Method: A written questionnaire containing 35 learning objectives was administered to physicians involved in a clinical-research training program at the University of Wisconsin-Madison. Between 2000 and 2002, 57 postgraduate trainees (49% women) completed the questionnaire; 40 of the 57 completed the questionnaire a second time after a four-day intensive workshop in clinical research. The main outcome measure was gender differences in ratings for each question answered.
Results: Before the workshop, women physicians rated their abilities lower than men rated their own abilities on 22 of 35 learning objectives and women were significantly lower in rating their ability to spend sufficient time developing and advancing their own area of scientific knowledge and research. After the workshop, women rated themselves lower than men rated themselves on 33 of 35 objectives, with significant differences in seven. Women did not rate themselves significantly higher than men rated themselves on any of the 35 objectives assessed.

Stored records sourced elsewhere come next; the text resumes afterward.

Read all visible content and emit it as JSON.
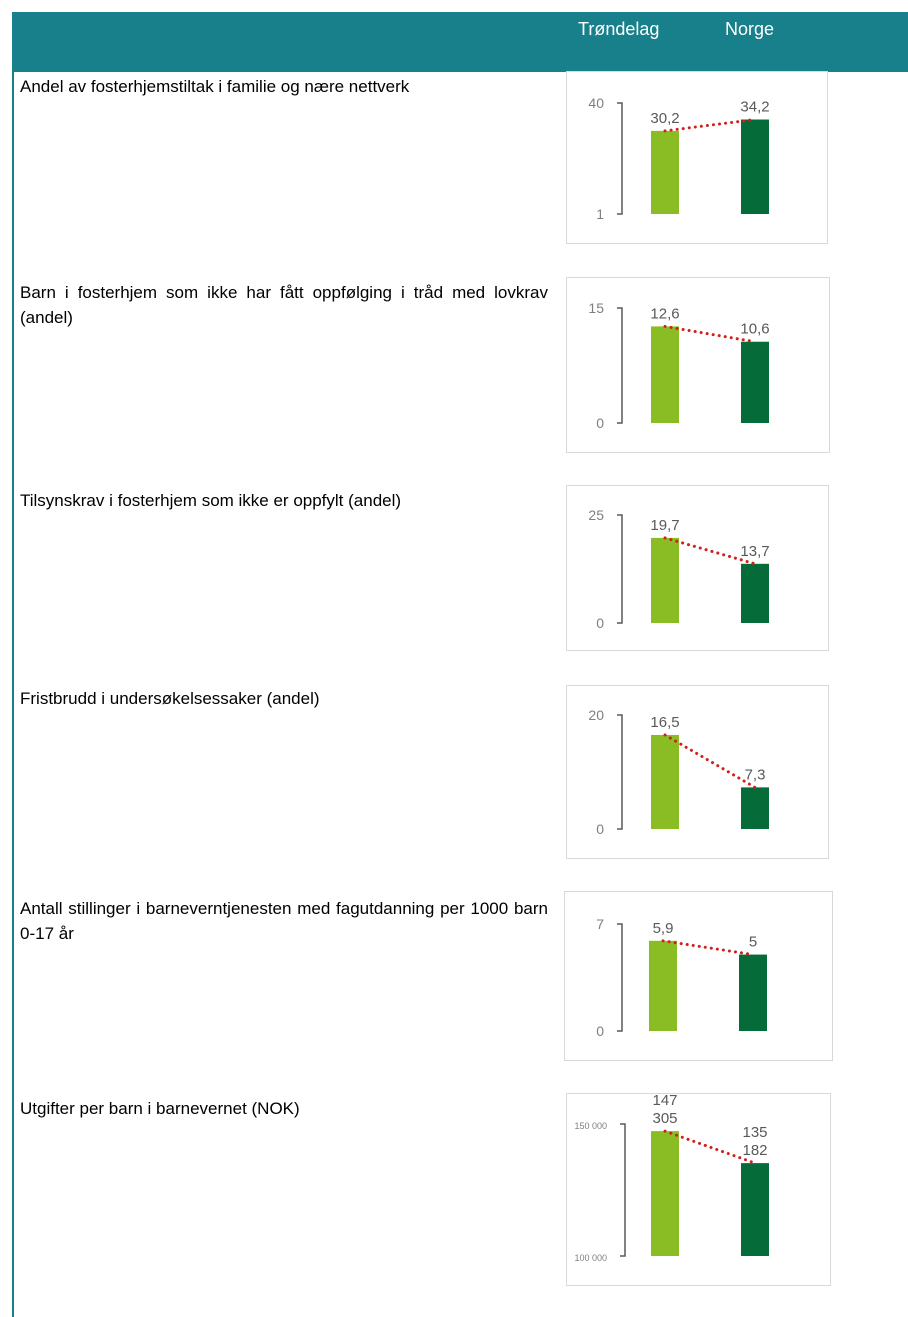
{
  "header": {
    "col1": "Trøndelag",
    "col2": "Norge"
  },
  "colors": {
    "header_bg": "#17808a",
    "trondelag": "#8abd24",
    "norge": "#056b38",
    "connector": "#d0201c",
    "axis": "#595959"
  },
  "rows": [
    {
      "label": "Andel av fosterhjemstiltak i familie og nære nettverk"
    },
    {
      "label": "Barn i fosterhjem som ikke har fått oppfølging i tråd med lovkrav (andel)"
    },
    {
      "label": "Tilsynskrav i fosterhjem som ikke er oppfylt (andel)"
    },
    {
      "label": "Fristbrudd i undersøkelsessaker (andel)"
    },
    {
      "label": "Antall stillinger i barneverntjenesten med fagutdanning per 1000 barn 0-17 år"
    },
    {
      "label": "Utgifter per barn i barnevernet (NOK)"
    }
  ],
  "chart_data": [
    {
      "type": "bar",
      "categories": [
        "Trøndelag",
        "Norge"
      ],
      "values": [
        30.2,
        34.2
      ],
      "value_labels": [
        "30,2",
        "34,2"
      ],
      "ylim": [
        1,
        40
      ],
      "tick_labels": [
        "40",
        "1"
      ]
    },
    {
      "type": "bar",
      "categories": [
        "Trøndelag",
        "Norge"
      ],
      "values": [
        12.6,
        10.6
      ],
      "value_labels": [
        "12,6",
        "10,6"
      ],
      "ylim": [
        0,
        15
      ],
      "tick_labels": [
        "15",
        "0"
      ]
    },
    {
      "type": "bar",
      "categories": [
        "Trøndelag",
        "Norge"
      ],
      "values": [
        19.7,
        13.7
      ],
      "value_labels": [
        "19,7",
        "13,7"
      ],
      "ylim": [
        0,
        25
      ],
      "tick_labels": [
        "25",
        "0"
      ]
    },
    {
      "type": "bar",
      "categories": [
        "Trøndelag",
        "Norge"
      ],
      "values": [
        16.5,
        7.3
      ],
      "value_labels": [
        "16,5",
        "7,3"
      ],
      "ylim": [
        0,
        20
      ],
      "tick_labels": [
        "20",
        "0"
      ]
    },
    {
      "type": "bar",
      "categories": [
        "Trøndelag",
        "Norge"
      ],
      "values": [
        5.9,
        5
      ],
      "value_labels": [
        "5,9",
        "5"
      ],
      "ylim": [
        0,
        7
      ],
      "tick_labels": [
        "7",
        "0"
      ]
    },
    {
      "type": "bar",
      "categories": [
        "Trøndelag",
        "Norge"
      ],
      "values": [
        147305,
        135182
      ],
      "value_labels": [
        "147\n305",
        "135\n182"
      ],
      "ylim": [
        100000,
        150000
      ],
      "tick_labels": [
        "150 000",
        "100 000"
      ]
    }
  ]
}
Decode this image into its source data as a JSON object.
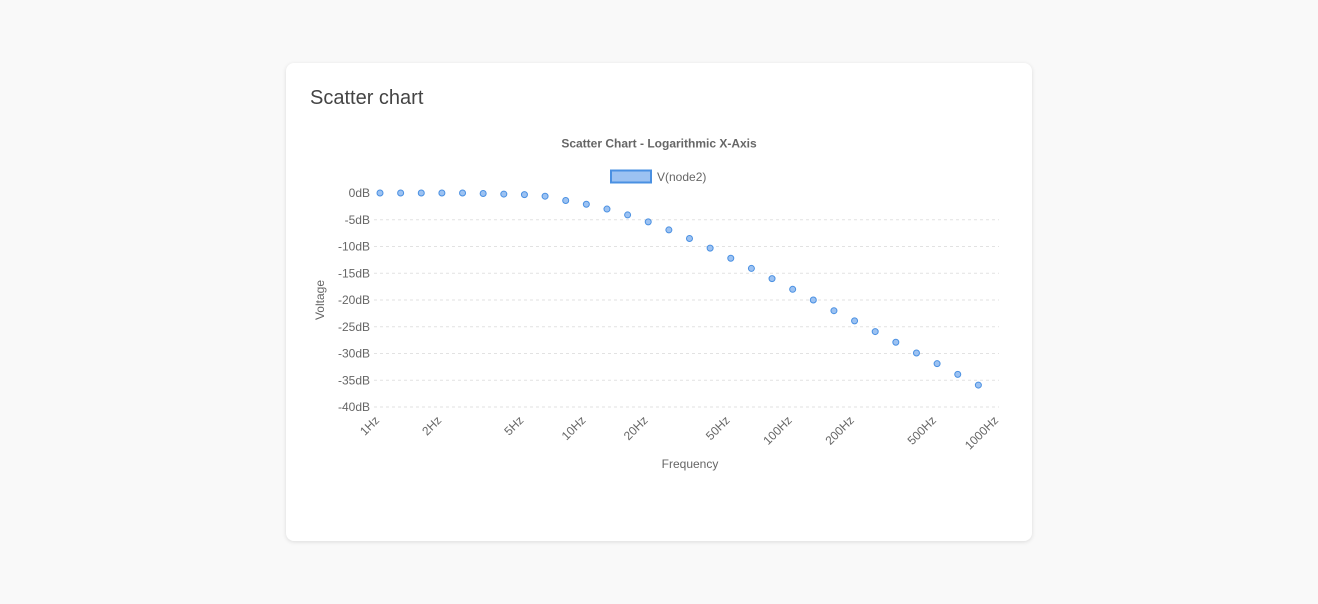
{
  "card": {
    "title": "Scatter chart"
  },
  "colors": {
    "point_fill": "#9cc2f2",
    "point_stroke": "#4a90e2",
    "legend_fill": "#9cc2f2",
    "legend_stroke": "#4a90e2",
    "grid": "#e2e2e2",
    "text": "#666666"
  },
  "chart_data": {
    "type": "scatter",
    "title": "Scatter Chart - Logarithmic X-Axis",
    "xlabel": "Frequency",
    "ylabel": "Voltage",
    "x_scale": "log",
    "xlim": [
      1,
      1000
    ],
    "ylim": [
      -40,
      0
    ],
    "grid": "horizontal, dashed",
    "legend_position": "top",
    "x_ticks": [
      {
        "value": 1,
        "label": "1Hz"
      },
      {
        "value": 2,
        "label": "2Hz"
      },
      {
        "value": 5,
        "label": "5Hz"
      },
      {
        "value": 10,
        "label": "10Hz"
      },
      {
        "value": 20,
        "label": "20Hz"
      },
      {
        "value": 50,
        "label": "50Hz"
      },
      {
        "value": 100,
        "label": "100Hz"
      },
      {
        "value": 200,
        "label": "200Hz"
      },
      {
        "value": 500,
        "label": "500Hz"
      },
      {
        "value": 1000,
        "label": "1000Hz"
      }
    ],
    "y_ticks": [
      {
        "value": 0,
        "label": "0dB"
      },
      {
        "value": -5,
        "label": "-5dB"
      },
      {
        "value": -10,
        "label": "-10dB"
      },
      {
        "value": -15,
        "label": "-15dB"
      },
      {
        "value": -20,
        "label": "-20dB"
      },
      {
        "value": -25,
        "label": "-25dB"
      },
      {
        "value": -30,
        "label": "-30dB"
      },
      {
        "value": -35,
        "label": "-35dB"
      },
      {
        "value": -40,
        "label": "-40dB"
      }
    ],
    "series": [
      {
        "name": "V(node2)",
        "points": [
          {
            "x": 1,
            "y": 0
          },
          {
            "x": 1.259,
            "y": 0
          },
          {
            "x": 1.585,
            "y": 0
          },
          {
            "x": 1.995,
            "y": 0
          },
          {
            "x": 2.512,
            "y": 0
          },
          {
            "x": 3.162,
            "y": -0.1
          },
          {
            "x": 3.981,
            "y": -0.2
          },
          {
            "x": 5.012,
            "y": -0.3
          },
          {
            "x": 6.31,
            "y": -0.6
          },
          {
            "x": 7.943,
            "y": -1.4
          },
          {
            "x": 10,
            "y": -2.1
          },
          {
            "x": 12.59,
            "y": -3.0
          },
          {
            "x": 15.85,
            "y": -4.1
          },
          {
            "x": 19.95,
            "y": -5.4
          },
          {
            "x": 25.12,
            "y": -6.9
          },
          {
            "x": 31.62,
            "y": -8.5
          },
          {
            "x": 39.81,
            "y": -10.3
          },
          {
            "x": 50.12,
            "y": -12.2
          },
          {
            "x": 63.1,
            "y": -14.1
          },
          {
            "x": 79.43,
            "y": -16.0
          },
          {
            "x": 100,
            "y": -18.0
          },
          {
            "x": 125.9,
            "y": -20.0
          },
          {
            "x": 158.5,
            "y": -22.0
          },
          {
            "x": 199.5,
            "y": -23.9
          },
          {
            "x": 251.2,
            "y": -25.9
          },
          {
            "x": 316.2,
            "y": -27.9
          },
          {
            "x": 398.1,
            "y": -29.9
          },
          {
            "x": 501.2,
            "y": -31.9
          },
          {
            "x": 631,
            "y": -33.9
          },
          {
            "x": 794.3,
            "y": -35.9
          }
        ]
      }
    ]
  }
}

Conclusion: Women physicians consistently rated their abilities to perform or apply knowledge and skills related to clinical research lower than men rated themselves, and a traditional training venue exacerbated these gender differences. This previously unexplored gender difference in self-perceived competency may indicate an additional barrier women face in academic career development and suggests that educational programs incorporate learning activities that address gender differences when training physicians for careers in clinical research.